The weight increase usually takes up one token bit. There is no need to add too many parentheses when the token bit is tight.

Too many parentheses will cause characters to be eaten by the program, a ((((farm))), daytime will become a farm daytime without commas.

WebUi For prompt words with brackets such as a (word) Please use \ characters to escape to a \(word\), this is suitable for Tags with brackets, to prevent unwanted enhancements Effect.
NAI uses {} for enhancement, and weight cannot be specified. For example {{{cat}}} [cat]

NAI does not allow weights to be specified individually, but supports mixed weights such as cat:1|happy:-0.2|cute:-0:3, (cat :2 | dog) is a dog that is more like a cat.

Conversion relationship

[word] of NAI = WebUi(word: 0.952)(0.952 = 1/1.05)

{word} of NAI = (word: 1.05) of WeUi

NAI curly braces weight 1.05/piece, WebUi circle weight 1.1/piece

Reduce the weight, use [] or (word:0.952) alone. NAI can only use []

Do not confuse

Prompt syntax for NAI and WebUi not universal

Because NAI is using a pre-September 2022 implementation of WebUi, the weight augmentation syntax is the old {} and the new WebUi changed to ().

NAI does not support specifying weights for prompt words.

If you want to convert the weight conveniently, you can use conversion service

How It Works

Each word has an associated vector of 768 values that "points" in the direction of the concept (in a 768-dimensional space).
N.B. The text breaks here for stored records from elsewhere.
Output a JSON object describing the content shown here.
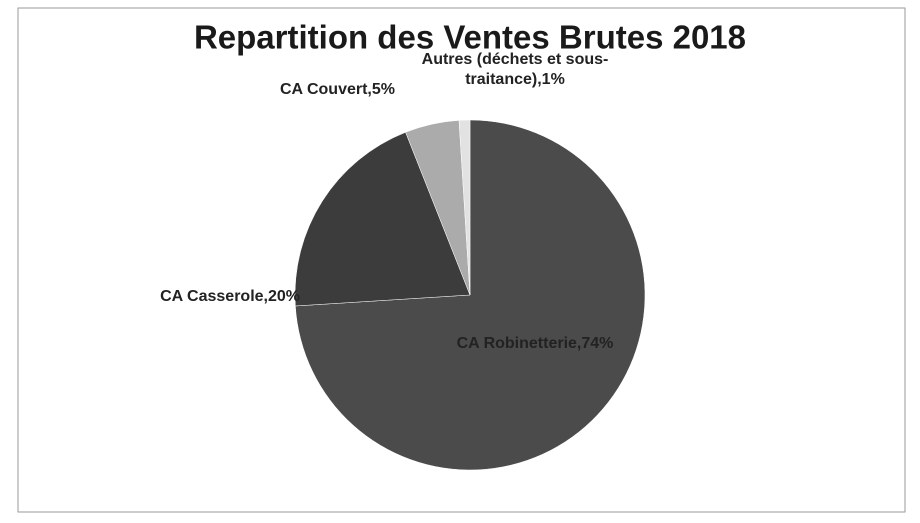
{
  "chart_data": {
    "type": "pie",
    "title": "Repartition des Ventes Brutes 2018",
    "categories": [
      "CA Robinetterie",
      "CA Casserole",
      "CA Couvert",
      "Autres (déchets et sous-traitance)"
    ],
    "values": [
      74,
      20,
      5,
      1
    ],
    "value_labels": [
      ",74%",
      ",20%",
      ",5%",
      ",1%"
    ],
    "colors": [
      "#4b4b4b",
      "#3c3c3c",
      "#ababab",
      "#e2e2e2"
    ]
  }
}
If you scale this vector, the concept becomes stronger or weaker.

SEE Here

![example image missing]

Prompt word alternation

Alternate prompt [^7], Prompt Mixer. This technology is implemented by the UI. ¹

[alison brie|emma stone|elizabeth olsen|scarlett johansson|anne hathaway|emma roberts], still film

It can create hybrids of animals, people or styles, switching a hint every step (step-by-step ring rendering).

![example image missing]

Prompt matrix Matrix

WebUi uses | to separate multiple keywords to mix multiple elements, and the program will generate an image for each combination of them. This technology is implemented by the UI.

For example, if you use a busy city street in a modern city|illustration|cinematic lighting, there are four possible combinations (always keep the first part of the hint):

a busy city street in a modern city
a busy city street in a modern city, illustration
a busy city street in a modern city, cinematic lighting
a busy city street in a modern city, illustration, cinematic lighting

![example image missing]

You can further add : x after the keyword to specify the weight of a single keyword.

NAI

In NAI stands for average weight mix (first half and second half).

cat :2 | dog is a dog more like a cat

![example image missing]

Prompt Schedule

Prompt Schedule can change prompts in the process of reasoning about images, this technology is implemented by UI.

The syntax is [from:to:when]

where from and to are prompts, and when is a number defining how long in the sampling period the switch should occur.

[fantasy:cyberpunk:16] means from the 16th step onwards, replace fantasy with cyberpunk tag
[to:when] adds to to the prompt (when) after a fixed number of steps
[from::when] removes from from the prompt after a fixed number of steps (when)

for example:

[fantasy:cyberpunk:16] means from the 16th step onwards, replace fantasy with cyberpunk tag
[male: female: 0.0], means you asked to draw a female from the start.

Effect:

Become an assistant engineer

These guides can take you a step further.